Computers predict sentiment - yeah, right
Jinfo Blog
14th September 2011
Item
If lots of people say it does that make it true? As Twitter moves up another gear, that’s the premise behind one tweet analysis algorithm – but as recent troubles with Google Places demonstrate, crowdsourced intelligence can also be subverted.
Just five years after its first tentative tweet, one hundred million people now use Twitter actively, a recent blog proclaims. Half of them use it every day – although 40% of those active users log in not to tweet but simply to find out what’s going on.
Some commentators believe that Twitter’s current trumpeting of its usage is part of its attempt to ramp up its advertising business (try PC World or Computer Weekly for example) following last year’s launch of its Promoted Tweets (2010 LiveWire coverage encompasses Twitter’s importance for business, use of analytics and scale versus stability). Now the Financial Times reports that, with a reputation for having neglected the development of its business in the early days, Twitter acknowledges that it will always largely be dependent on advertising.
That doesn’t prevent others from trying to make shed-loads of money out of tweets. Earlier this year, Derwent Capital Markets launched what it claimed was Europe’s first social media-based hedge fund, using an algorithm developed by Johan Bollen of Indiana University Bloomington, which analyses the sentiment behind millions of tweets to predict – and bet on – stock market movements.
Explaining the process on the BBC’s Today programme recently, Dr Bollen also cited other studies which showed similar algorithms working to predict flu rates and box office receipts. The possibilities seem endless – so what could go wrong?
Well the Economist is worried about sarcasm, for one thing, which computers still have difficulty recognising – although they are getting better at it. Results from social network analysis are variable at the moment, it seems, although improving all the time as people worry less about sharing their intimate personal details with market researchers.
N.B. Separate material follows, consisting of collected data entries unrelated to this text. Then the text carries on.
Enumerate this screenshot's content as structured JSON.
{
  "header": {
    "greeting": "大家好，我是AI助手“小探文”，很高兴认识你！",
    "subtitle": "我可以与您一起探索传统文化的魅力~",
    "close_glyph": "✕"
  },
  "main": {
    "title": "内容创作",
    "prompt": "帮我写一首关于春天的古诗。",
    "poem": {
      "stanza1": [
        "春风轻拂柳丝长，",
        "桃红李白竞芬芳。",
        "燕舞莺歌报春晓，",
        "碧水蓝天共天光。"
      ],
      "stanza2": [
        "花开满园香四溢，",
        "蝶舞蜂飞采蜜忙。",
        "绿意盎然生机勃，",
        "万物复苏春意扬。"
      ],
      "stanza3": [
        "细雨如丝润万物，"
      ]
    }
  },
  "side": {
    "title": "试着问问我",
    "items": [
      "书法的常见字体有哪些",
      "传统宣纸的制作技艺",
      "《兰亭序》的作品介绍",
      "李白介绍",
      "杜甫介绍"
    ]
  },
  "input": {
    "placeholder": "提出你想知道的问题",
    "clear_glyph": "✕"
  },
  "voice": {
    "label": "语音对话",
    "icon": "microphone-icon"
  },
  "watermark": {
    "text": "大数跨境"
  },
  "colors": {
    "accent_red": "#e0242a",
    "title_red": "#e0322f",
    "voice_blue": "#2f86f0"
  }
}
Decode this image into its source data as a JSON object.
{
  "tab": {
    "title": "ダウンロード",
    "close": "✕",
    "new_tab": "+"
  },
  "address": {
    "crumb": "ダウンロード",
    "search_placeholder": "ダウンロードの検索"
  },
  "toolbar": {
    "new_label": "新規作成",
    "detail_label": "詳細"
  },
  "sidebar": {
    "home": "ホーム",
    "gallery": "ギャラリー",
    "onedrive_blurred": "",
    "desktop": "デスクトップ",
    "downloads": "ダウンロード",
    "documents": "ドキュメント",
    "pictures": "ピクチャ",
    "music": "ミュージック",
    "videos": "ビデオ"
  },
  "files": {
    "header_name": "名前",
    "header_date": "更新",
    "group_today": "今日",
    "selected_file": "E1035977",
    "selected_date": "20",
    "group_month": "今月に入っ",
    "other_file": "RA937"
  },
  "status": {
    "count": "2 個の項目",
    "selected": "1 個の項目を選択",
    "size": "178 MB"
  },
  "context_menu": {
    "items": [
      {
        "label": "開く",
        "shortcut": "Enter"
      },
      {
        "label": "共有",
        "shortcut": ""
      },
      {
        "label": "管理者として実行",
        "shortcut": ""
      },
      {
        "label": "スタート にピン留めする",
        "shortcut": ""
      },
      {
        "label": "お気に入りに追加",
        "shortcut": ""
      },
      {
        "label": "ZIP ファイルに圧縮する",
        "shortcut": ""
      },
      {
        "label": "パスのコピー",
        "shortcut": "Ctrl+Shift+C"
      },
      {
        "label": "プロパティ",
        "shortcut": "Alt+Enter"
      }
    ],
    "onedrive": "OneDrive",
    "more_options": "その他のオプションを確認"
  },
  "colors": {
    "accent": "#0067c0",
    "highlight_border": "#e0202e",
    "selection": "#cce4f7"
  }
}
But another threat could conceivably come from deliberate subversion. Take Google Places, for example, which has recently had to apologise to numerous business owners following the placing of "Permanently Closed" labels against their entries – apparently for nefarious purposes.
Google has been working hastily on a fix. But up to now anyone has been able to stick such a label on the business of (say) a competitor, which presumably stays there until the horrified business owner discovers what’s been going on.
That’s one-off villainy of course, not collective delusion – but social media are by their nature viral, and sentiment that misreads a situation will spread just as quickly as hunches that prove to be correct. In the circumstances, perhaps keeping a critical eye on Derwent’s longer term performance mightn’t be a bad idea.